Masonry chimneys are made up of a variety of different materials including brick, mortar, concrete, stone, steel and cast iron. All these materials are very solid and yet they all are incredibly susceptible to constant water exposure. It being battered by the elements all the time, it is no wonder, so much damage is done.

Most of these materials are also quite absorbent to water as well and especially water that freezes and then thaws. Thawed water expands, which can put plenty of stress on the materials causing it to break down over time. Even if you have a stone chimney (not water absorbent) you can be at risk as they often require large amounts of mortar (very water absorbent) to keep them glued together.

All this said, it is essential, if you have a masonry chimney that it is waterproofed in some way. Once the water leaks into your chimney it can do great damage including:

  • Rusted and Cracked Flue
  • Deteriorating fireplace parts
  • Stained chimney exterior
  • Stained ceilings and walls
  • Decaying mortar joints
  • Declining central heating system
  • Structural collapse of the chimney

If you’ve ever noticed a really bad smell in your home as well, it could very well be coming from your chimney where the water leaking in has mixed itself with the creosote buildup in your chimney flue.
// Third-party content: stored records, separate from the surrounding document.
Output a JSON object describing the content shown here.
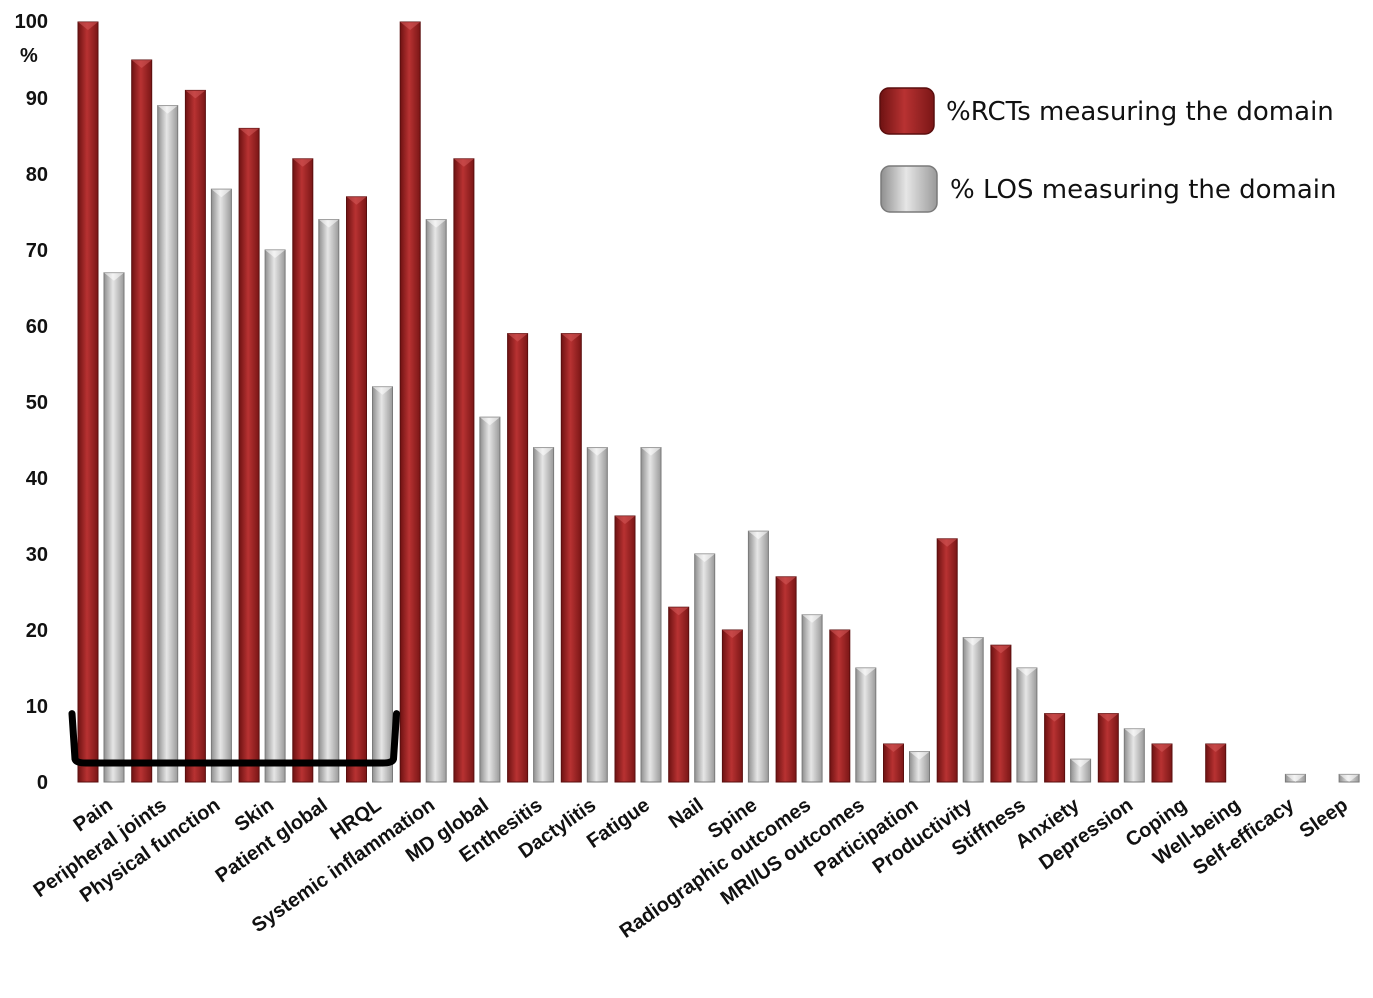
{
  "chart_data": {
    "type": "bar",
    "ylim": [
      0,
      100
    ],
    "yticks": [
      "0",
      "10",
      "20",
      "30",
      "40",
      "50",
      "60",
      "70",
      "80",
      "90",
      "100"
    ],
    "yunit": "%",
    "categories": [
      "Pain",
      "Peripheral joints",
      "Physical function",
      "Skin",
      "Patient global",
      "HRQL",
      "Systemic inflammation",
      "MD global",
      "Enthesitis",
      "Dactylitis",
      "Fatigue",
      "Nail",
      "Spine",
      "Radiographic outcomes",
      "MRI/US outcomes",
      "Participation",
      "Productivity",
      "Stiffness",
      "Anxiety",
      "Depression",
      "Coping",
      "Well-being",
      "Self-efficacy",
      "Sleep"
    ],
    "series": [
      {
        "name": "%RCTs measuring the domain",
        "color": "#a52a2a",
        "values": [
          100,
          95,
          91,
          86,
          82,
          77,
          100,
          82,
          59,
          59,
          35,
          23,
          20,
          27,
          20,
          5,
          32,
          18,
          9,
          9,
          5,
          5,
          0,
          0
        ]
      },
      {
        "name": "% LOS measuring the domain",
        "color": "#c8c8c8",
        "values": [
          67,
          89,
          78,
          70,
          74,
          52,
          74,
          48,
          44,
          44,
          44,
          30,
          33,
          22,
          15,
          4,
          19,
          15,
          3,
          7,
          0,
          0,
          1,
          1
        ]
      }
    ],
    "bracket_span": [
      "Pain",
      "HRQL"
    ],
    "grid": false,
    "legend_position": "top-right"
  }
}
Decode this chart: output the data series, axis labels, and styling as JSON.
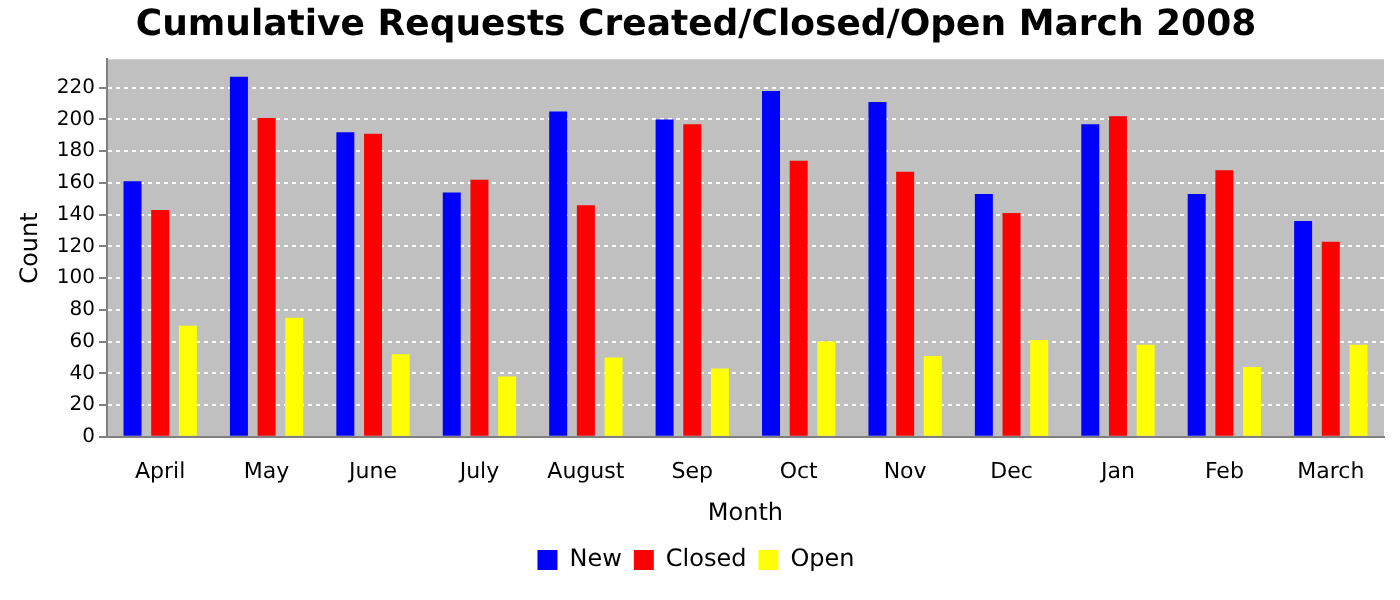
{
  "chart_data": {
    "type": "bar",
    "title": "Cumulative Requests Created/Closed/Open March 2008",
    "xlabel": "Month",
    "ylabel": "Count",
    "categories": [
      "April",
      "May",
      "June",
      "July",
      "August",
      "Sep",
      "Oct",
      "Nov",
      "Dec",
      "Jan",
      "Feb",
      "March"
    ],
    "series": [
      {
        "name": "New",
        "color": "#0000ff",
        "values": [
          161,
          227,
          192,
          154,
          205,
          200,
          218,
          211,
          153,
          197,
          153,
          136
        ]
      },
      {
        "name": "Closed",
        "color": "#ff0000",
        "values": [
          143,
          201,
          191,
          162,
          146,
          197,
          174,
          167,
          141,
          202,
          168,
          123
        ]
      },
      {
        "name": "Open",
        "color": "#ffff00",
        "values": [
          70,
          75,
          52,
          38,
          50,
          43,
          60,
          51,
          61,
          58,
          44,
          58
        ]
      }
    ],
    "ylim": [
      0,
      238
    ],
    "yticks": [
      0,
      20,
      40,
      60,
      80,
      100,
      120,
      140,
      160,
      180,
      200,
      220
    ],
    "grid": "y",
    "legend": "bottom"
  }
}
Needless to say, this is not very pleasant and if you are experiencing any of these highly unsafe effects, it is essential that you seek out professional help. Stopping the water from leaking into your chimney is essential, but to do so you must first find the source of the leak.

This may take some time and doing, but it will all be worth it. Whether it is a new chimney crown, a chimney cap, a completely new flue installation or simply a replacement of your chimney flashing, this is far too important to just ignore. Take my word for it and get your chimney fixed!